Each connection (speech for example) assigned to specific TRX on specific timeslots (just for clarification TS on TRX called also Physical channel). Now the Frequency hopping performed by RF Synthesized in TRX by changing transmit/receive frequency every TDMA frame. In other words Physical channel always the same during the conversation. As result from MS point of view - every frame reception/transmission performed on different frequency.

BB Hopping:

TRX always transmitting the same frequency (it is a stable part), while every TDMA frame BTS processor switching connection from one TRX to another...in cyclic order (typically) i.e.

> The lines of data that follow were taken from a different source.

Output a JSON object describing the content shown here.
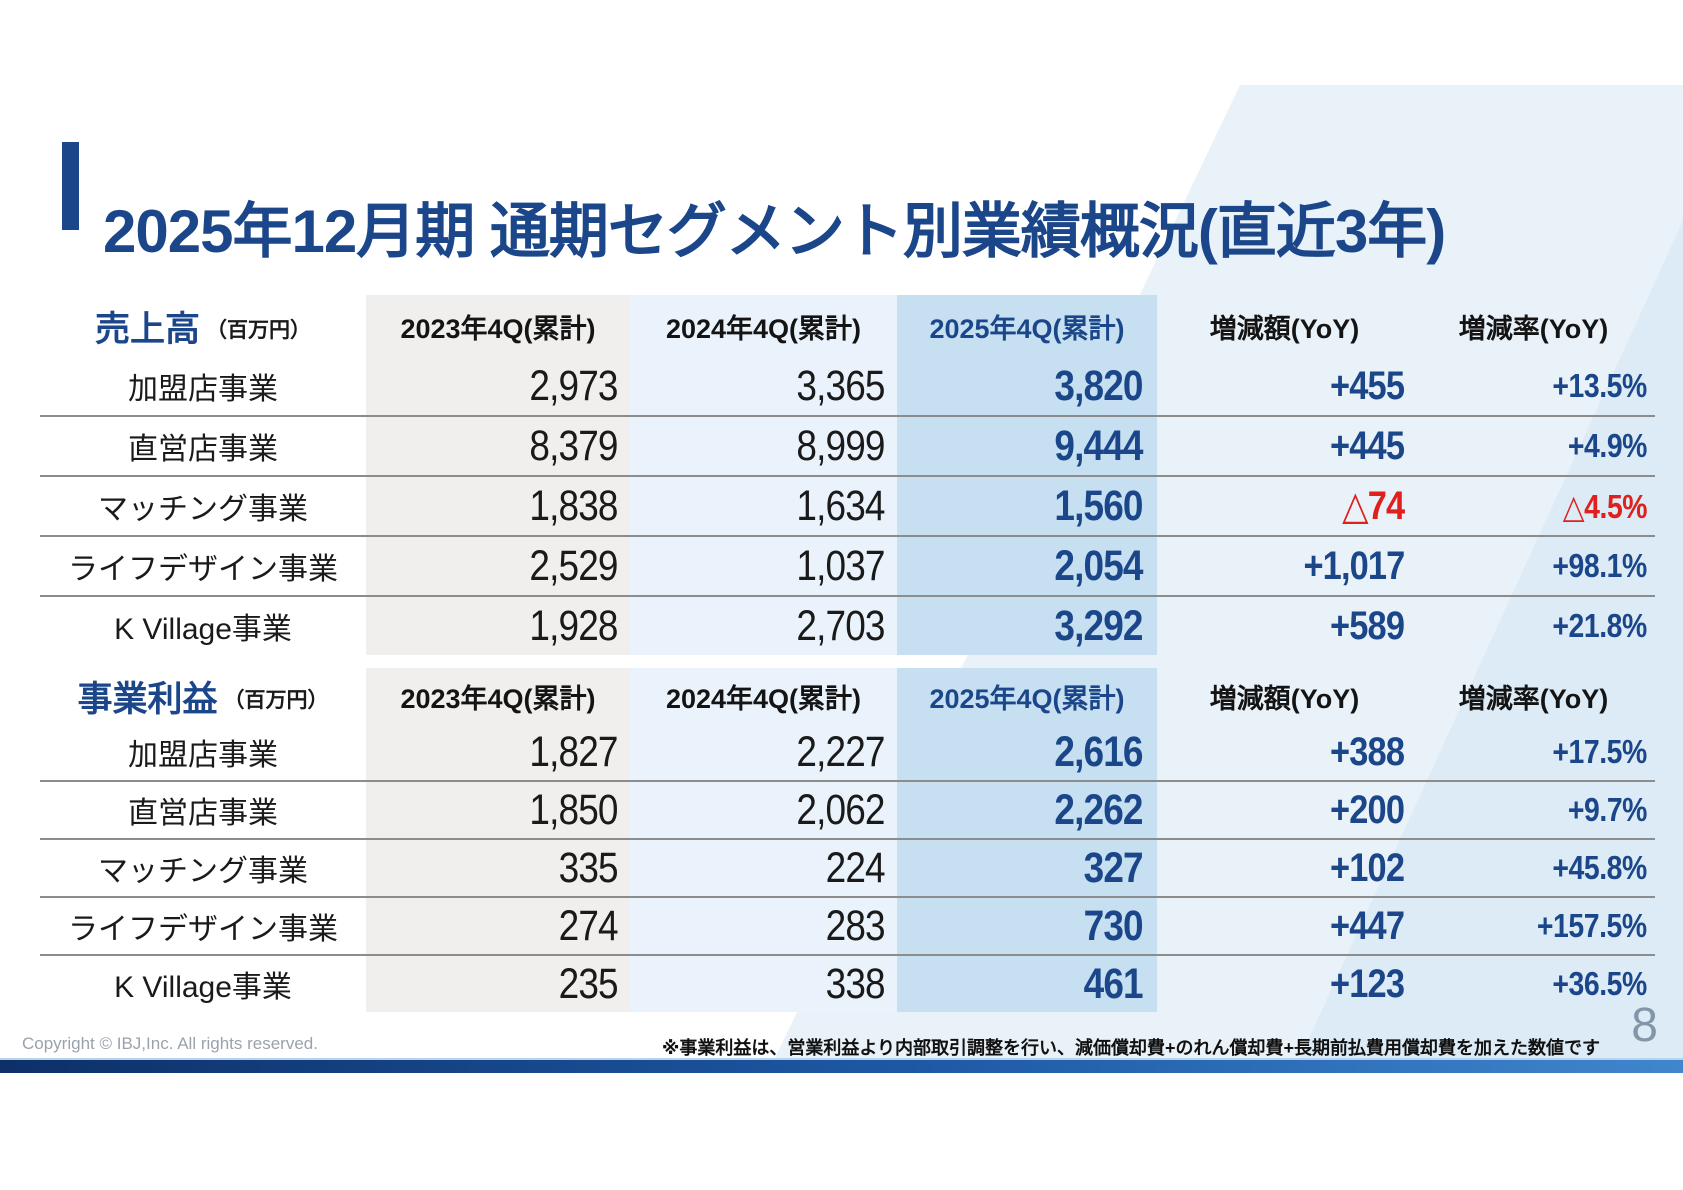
{
  "slide": {
    "title": "2025年12月期 通期セグメント別業績概況(直近3年)",
    "page_number": "8",
    "copyright": "Copyright © IBJ,Inc. All rights reserved.",
    "footnote": "※事業利益は、営業利益より内部取引調整を行い、減価償却費+のれん償却費+長期前払費用償却費を加えた数値です"
  },
  "columns": [
    "2023年4Q(累計)",
    "2024年4Q(累計)",
    "2025年4Q(累計)",
    "増減額(YoY)",
    "増減率(YoY)"
  ],
  "tables": [
    {
      "section_title": "売上高",
      "unit": "（百万円）",
      "rows": [
        {
          "label": "加盟店事業",
          "fy2023": "2,973",
          "fy2024": "3,365",
          "fy2025": "3,820",
          "yoy_amount": "+455",
          "yoy_rate": "+13.5%",
          "negative": false
        },
        {
          "label": "直営店事業",
          "fy2023": "8,379",
          "fy2024": "8,999",
          "fy2025": "9,444",
          "yoy_amount": "+445",
          "yoy_rate": "+4.9%",
          "negative": false
        },
        {
          "label": "マッチング事業",
          "fy2023": "1,838",
          "fy2024": "1,634",
          "fy2025": "1,560",
          "yoy_amount": "△74",
          "yoy_rate": "△4.5%",
          "negative": true
        },
        {
          "label": "ライフデザイン事業",
          "fy2023": "2,529",
          "fy2024": "1,037",
          "fy2025": "2,054",
          "yoy_amount": "+1,017",
          "yoy_rate": "+98.1%",
          "negative": false
        },
        {
          "label": "K Village事業",
          "fy2023": "1,928",
          "fy2024": "2,703",
          "fy2025": "3,292",
          "yoy_amount": "+589",
          "yoy_rate": "+21.8%",
          "negative": false
        }
      ]
    },
    {
      "section_title": "事業利益",
      "unit": "（百万円）",
      "rows": [
        {
          "label": "加盟店事業",
          "fy2023": "1,827",
          "fy2024": "2,227",
          "fy2025": "2,616",
          "yoy_amount": "+388",
          "yoy_rate": "+17.5%",
          "negative": false
        },
        {
          "label": "直営店事業",
          "fy2023": "1,850",
          "fy2024": "2,062",
          "fy2025": "2,262",
          "yoy_amount": "+200",
          "yoy_rate": "+9.7%",
          "negative": false
        },
        {
          "label": "マッチング事業",
          "fy2023": "335",
          "fy2024": "224",
          "fy2025": "327",
          "yoy_amount": "+102",
          "yoy_rate": "+45.8%",
          "negative": false
        },
        {
          "label": "ライフデザイン事業",
          "fy2023": "274",
          "fy2024": "283",
          "fy2025": "730",
          "yoy_amount": "+447",
          "yoy_rate": "+157.5%",
          "negative": false
        },
        {
          "label": "K Village事業",
          "fy2023": "235",
          "fy2024": "338",
          "fy2025": "461",
          "yoy_amount": "+123",
          "yoy_rate": "+36.5%",
          "negative": false
        }
      ]
    }
  ],
  "colors": {
    "accent_blue": "#1b4689",
    "negative_red": "#e0201d",
    "col_2023_bg": "#f0efed",
    "col_2024_bg": "#eaf3fb",
    "col_2025_bg": "#c6e0f2",
    "bottom_bar": "#1e59a6"
  }
}
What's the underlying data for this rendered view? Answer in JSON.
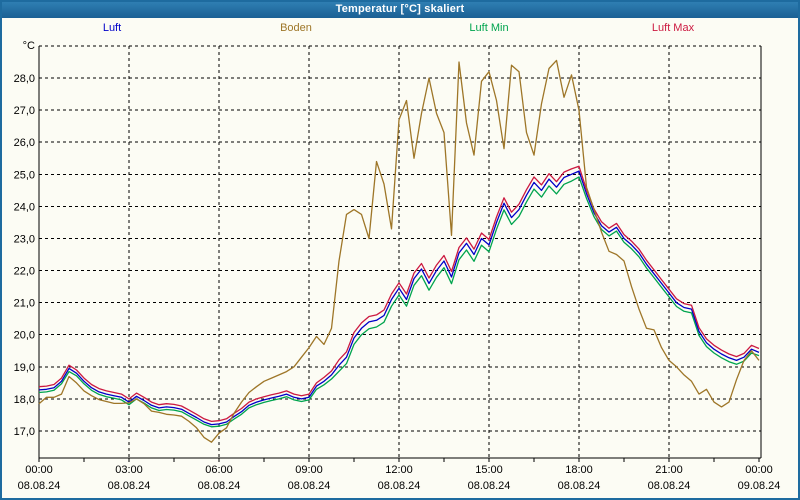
{
  "window": {
    "title": "Temperatur [°C] skaliert"
  },
  "chart_data": {
    "type": "line",
    "title": "Temperatur [°C] skaliert",
    "y_axis_unit": "°C",
    "ylim": [
      16.2,
      29.0
    ],
    "grid": "dashed",
    "legend_position": "top",
    "x_start_hour": 0,
    "x_step_hours": 0.25,
    "x_minor_tick_step_hours": 1.5,
    "x_gridline_hours": [
      3,
      6,
      9,
      12,
      15,
      18,
      21
    ],
    "y_gridlines": [
      17,
      18,
      19,
      20,
      21,
      22,
      23,
      24,
      25,
      26,
      27,
      28,
      29
    ],
    "y_ticks": [
      {
        "value": 28,
        "label": "28,0"
      },
      {
        "value": 27,
        "label": "27,0"
      },
      {
        "value": 26,
        "label": "26,0"
      },
      {
        "value": 25,
        "label": "25,0"
      },
      {
        "value": 24,
        "label": "24,0"
      },
      {
        "value": 23,
        "label": "23,0"
      },
      {
        "value": 22,
        "label": "22,0"
      },
      {
        "value": 21,
        "label": "21,0"
      },
      {
        "value": 20,
        "label": "20,0"
      },
      {
        "value": 19,
        "label": "19,0"
      },
      {
        "value": 18,
        "label": "18,0"
      },
      {
        "value": 17,
        "label": "17,0"
      }
    ],
    "x_ticks": [
      {
        "hour": 0,
        "time": "00:00",
        "date": "08.08.24"
      },
      {
        "hour": 3,
        "time": "03:00",
        "date": "08.08.24"
      },
      {
        "hour": 6,
        "time": "06:00",
        "date": "08.08.24"
      },
      {
        "hour": 9,
        "time": "09:00",
        "date": "08.08.24"
      },
      {
        "hour": 12,
        "time": "12:00",
        "date": "08.08.24"
      },
      {
        "hour": 15,
        "time": "15:00",
        "date": "08.08.24"
      },
      {
        "hour": 18,
        "time": "18:00",
        "date": "08.08.24"
      },
      {
        "hour": 21,
        "time": "21:00",
        "date": "08.08.24"
      },
      {
        "hour": 24,
        "time": "00:00",
        "date": "09.08.24"
      }
    ],
    "series": [
      {
        "name": "Luft",
        "color": "#0000C8",
        "values": [
          18.28,
          18.3,
          18.35,
          18.55,
          18.95,
          18.8,
          18.55,
          18.35,
          18.22,
          18.15,
          18.1,
          18.05,
          17.9,
          18.08,
          17.95,
          17.8,
          17.72,
          17.75,
          17.73,
          17.68,
          17.55,
          17.42,
          17.28,
          17.2,
          17.22,
          17.28,
          17.45,
          17.6,
          17.8,
          17.9,
          17.97,
          18.03,
          18.08,
          18.15,
          18.05,
          18.0,
          18.05,
          18.4,
          18.55,
          18.75,
          19.05,
          19.3,
          19.9,
          20.2,
          20.4,
          20.45,
          20.6,
          21.1,
          21.45,
          21.1,
          21.75,
          22.05,
          21.6,
          22.0,
          22.3,
          21.8,
          22.55,
          22.85,
          22.5,
          23.0,
          22.8,
          23.5,
          24.1,
          23.65,
          23.9,
          24.35,
          24.75,
          24.5,
          24.85,
          24.6,
          24.9,
          25.0,
          25.1,
          24.4,
          23.8,
          23.4,
          23.2,
          23.35,
          23.0,
          22.8,
          22.55,
          22.2,
          21.9,
          21.6,
          21.3,
          21.0,
          20.85,
          20.8,
          20.1,
          19.75,
          19.55,
          19.4,
          19.28,
          19.2,
          19.3,
          19.55,
          19.45
        ]
      },
      {
        "name": "Boden",
        "color": "#9E7628",
        "values": [
          17.85,
          18.05,
          18.05,
          18.15,
          18.7,
          18.5,
          18.25,
          18.1,
          17.98,
          17.92,
          17.86,
          17.86,
          17.88,
          18.0,
          17.85,
          17.62,
          17.58,
          17.52,
          17.5,
          17.46,
          17.3,
          17.1,
          16.8,
          16.65,
          16.93,
          17.1,
          17.55,
          17.9,
          18.2,
          18.38,
          18.55,
          18.65,
          18.75,
          18.85,
          19.0,
          19.3,
          19.6,
          19.95,
          19.7,
          20.2,
          22.3,
          23.75,
          23.9,
          23.75,
          23.0,
          25.4,
          24.7,
          23.3,
          26.7,
          27.3,
          25.5,
          26.9,
          28.0,
          26.9,
          26.3,
          23.1,
          28.5,
          26.6,
          25.6,
          27.9,
          28.2,
          27.3,
          25.8,
          28.4,
          28.2,
          26.3,
          25.6,
          27.2,
          28.3,
          28.55,
          27.4,
          28.1,
          27.0,
          24.6,
          23.9,
          23.2,
          22.6,
          22.5,
          22.3,
          21.5,
          20.8,
          20.2,
          20.15,
          19.6,
          19.2,
          19.0,
          18.75,
          18.55,
          18.15,
          18.3,
          17.9,
          17.75,
          17.9,
          18.6,
          19.2,
          19.5,
          19.2
        ]
      },
      {
        "name": "Luft Min",
        "color": "#00A44E",
        "values": [
          18.2,
          18.22,
          18.27,
          18.47,
          18.85,
          18.72,
          18.47,
          18.27,
          18.14,
          18.07,
          18.02,
          17.97,
          17.82,
          18.0,
          17.87,
          17.72,
          17.64,
          17.67,
          17.65,
          17.6,
          17.47,
          17.34,
          17.21,
          17.13,
          17.15,
          17.21,
          17.37,
          17.52,
          17.72,
          17.82,
          17.89,
          17.95,
          18.0,
          18.07,
          17.97,
          17.92,
          17.97,
          18.3,
          18.44,
          18.62,
          18.86,
          19.1,
          19.7,
          20.0,
          20.19,
          20.24,
          20.39,
          20.89,
          21.24,
          20.89,
          21.54,
          21.84,
          21.39,
          21.79,
          22.09,
          21.59,
          22.34,
          22.64,
          22.29,
          22.79,
          22.59,
          23.29,
          23.89,
          23.44,
          23.69,
          24.14,
          24.54,
          24.29,
          24.64,
          24.39,
          24.69,
          24.79,
          24.92,
          24.25,
          23.68,
          23.28,
          23.08,
          23.23,
          22.88,
          22.68,
          22.43,
          22.08,
          21.78,
          21.48,
          21.18,
          20.88,
          20.73,
          20.68,
          19.98,
          19.63,
          19.43,
          19.28,
          19.16,
          19.08,
          19.18,
          19.43,
          19.35
        ]
      },
      {
        "name": "Luft Max",
        "color": "#CC1940",
        "values": [
          18.38,
          18.4,
          18.45,
          18.65,
          19.05,
          18.9,
          18.65,
          18.45,
          18.32,
          18.25,
          18.2,
          18.15,
          18.0,
          18.18,
          18.05,
          17.9,
          17.82,
          17.85,
          17.83,
          17.78,
          17.65,
          17.52,
          17.38,
          17.3,
          17.32,
          17.38,
          17.55,
          17.7,
          17.9,
          18.0,
          18.07,
          18.13,
          18.18,
          18.25,
          18.15,
          18.1,
          18.15,
          18.5,
          18.67,
          18.87,
          19.22,
          19.47,
          20.07,
          20.37,
          20.57,
          20.62,
          20.77,
          21.27,
          21.62,
          21.27,
          21.92,
          22.22,
          21.77,
          22.17,
          22.47,
          21.97,
          22.72,
          23.02,
          22.67,
          23.17,
          22.97,
          23.67,
          24.27,
          23.82,
          24.07,
          24.52,
          24.92,
          24.67,
          25.02,
          24.77,
          25.07,
          25.17,
          25.25,
          24.52,
          23.92,
          23.52,
          23.32,
          23.47,
          23.12,
          22.92,
          22.67,
          22.32,
          22.02,
          21.72,
          21.42,
          21.12,
          20.97,
          20.92,
          20.22,
          19.87,
          19.67,
          19.52,
          19.4,
          19.32,
          19.42,
          19.67,
          19.57
        ]
      }
    ]
  }
}
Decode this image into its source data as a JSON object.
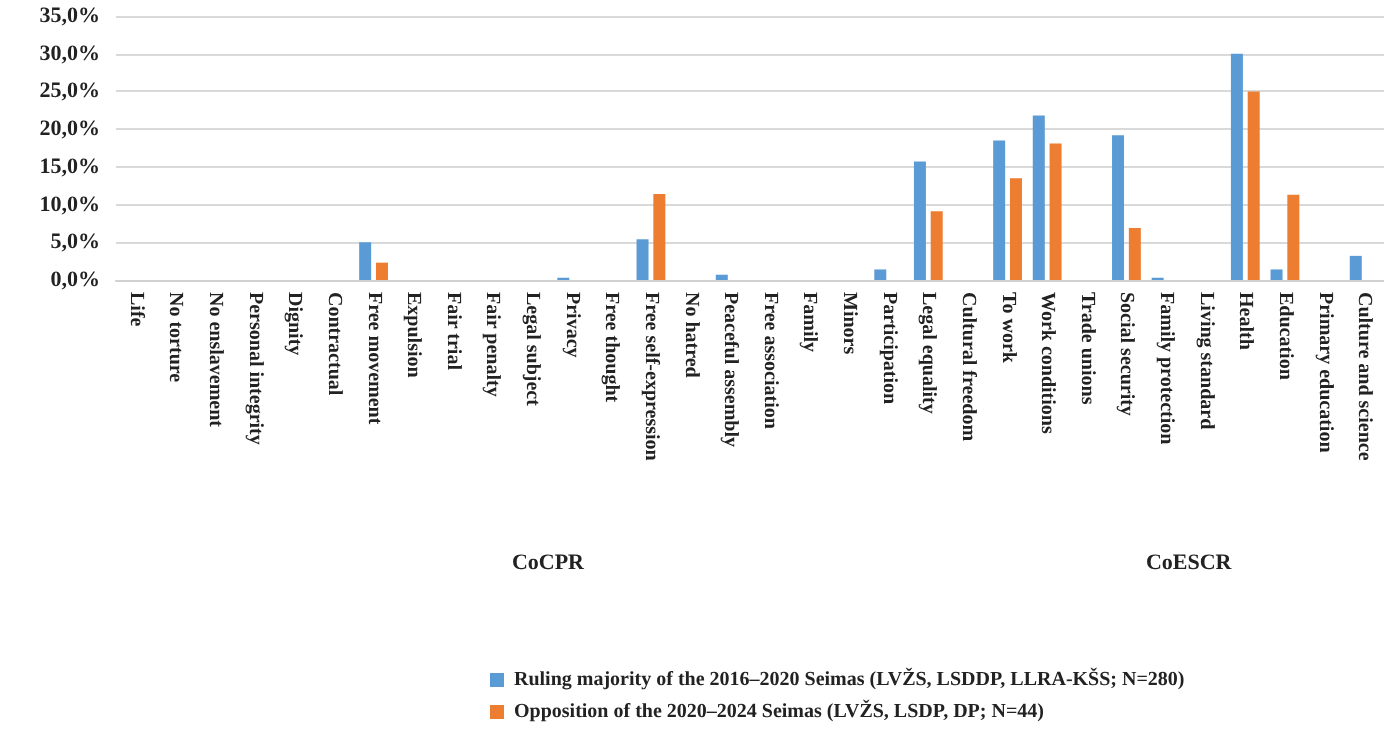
{
  "chart_data": {
    "type": "bar",
    "categories": [
      "Life",
      "No torture",
      "No enslavement",
      "Personal integrity",
      "Dignity",
      "Contractual",
      "Free movement",
      "Expulsion",
      "Fair trial",
      "Fair penalty",
      "Legal subject",
      "Privacy",
      "Free thought",
      "Free self-expression",
      "No hatred",
      "Peaceful assembly",
      "Free association",
      "Family",
      "Minors",
      "Participation",
      "Legal equality",
      "Cultural freedom",
      "To work",
      "Work conditions",
      "Trade unions",
      "Social security",
      "Family protection",
      "Living standard",
      "Health",
      "Education",
      "Primary education",
      "Culture and science"
    ],
    "series": [
      {
        "name": "Ruling majority of the 2016–2020 Seimas (LVŽS, LSDDP, LLRA-KŠS; N=280)",
        "color": "#5b9bd5",
        "values": [
          0,
          0,
          0,
          0,
          0,
          0,
          5.0,
          0,
          0,
          0,
          0,
          0.3,
          0,
          5.4,
          0,
          0.7,
          0,
          0,
          0,
          1.4,
          15.7,
          0,
          18.5,
          21.8,
          0,
          19.2,
          0.3,
          0,
          30.0,
          1.4,
          0,
          3.2
        ]
      },
      {
        "name": "Opposition of the 2020–2024 Seimas (LVŽS, LSDP, DP; N=44)",
        "color": "#ed7d31",
        "values": [
          0,
          0,
          0,
          0,
          0,
          0,
          2.3,
          0,
          0,
          0,
          0,
          0,
          0,
          11.4,
          0,
          0,
          0,
          0,
          0,
          0,
          9.1,
          0,
          13.5,
          18.1,
          0,
          6.9,
          0,
          0,
          25.0,
          11.3,
          0,
          0
        ]
      }
    ],
    "ylim": [
      0,
      35
    ],
    "yticks": [
      {
        "value": 0,
        "label": "0,0%"
      },
      {
        "value": 5,
        "label": "5,0%"
      },
      {
        "value": 10,
        "label": "10,0%"
      },
      {
        "value": 15,
        "label": "15,0%"
      },
      {
        "value": 20,
        "label": "20,0%"
      },
      {
        "value": 25,
        "label": "25,0%"
      },
      {
        "value": 30,
        "label": "30,0%"
      },
      {
        "value": 35,
        "label": "35,0%"
      }
    ],
    "grid": "y",
    "legend": "bottom",
    "annotations": [
      "CoCPR",
      "CoESCR"
    ]
  }
}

Frame1 - TS2 on TRX1, Frame2 - TS2 on TRX2, Frame3 - TS2 on TRX3.....FrameX - TS2 on TRX1.....and etc.In other words, TRX frequency always the same, but no permanent allocation of Physical channel per conversation.As result from MS point of view - every frame reception/transmission performed on different frequency.

Just like this.

Optim2010-08-17, 10:45 AM

Thanks dankid, just other question: if I have network with most of cells with configuration 2trx by cell and intersite distance is 500m and total frequencies is 22 frequencies..is better to use SFH or BBH? Thanks

danikd2010-08-18, 09:00 PM

Thanks dankid, just other question: if I have network with most of cells with configuration 2trx by cell and intersite distance is 500m and total frequencies is 22 frequencies..is better to use SFH or BBH? Thanks

My personal experience telling me:

If you have good automatic frequency optimization tool, which is based on mobile measurements reports data, then optimize your frequency allocation and go for baseband hopping.

Do not forget, that 22 ARFCNs is a pretty small amount, hope your Cell Plan (Antenna pattern, Tilt) adjusted with respect to the frequency band available.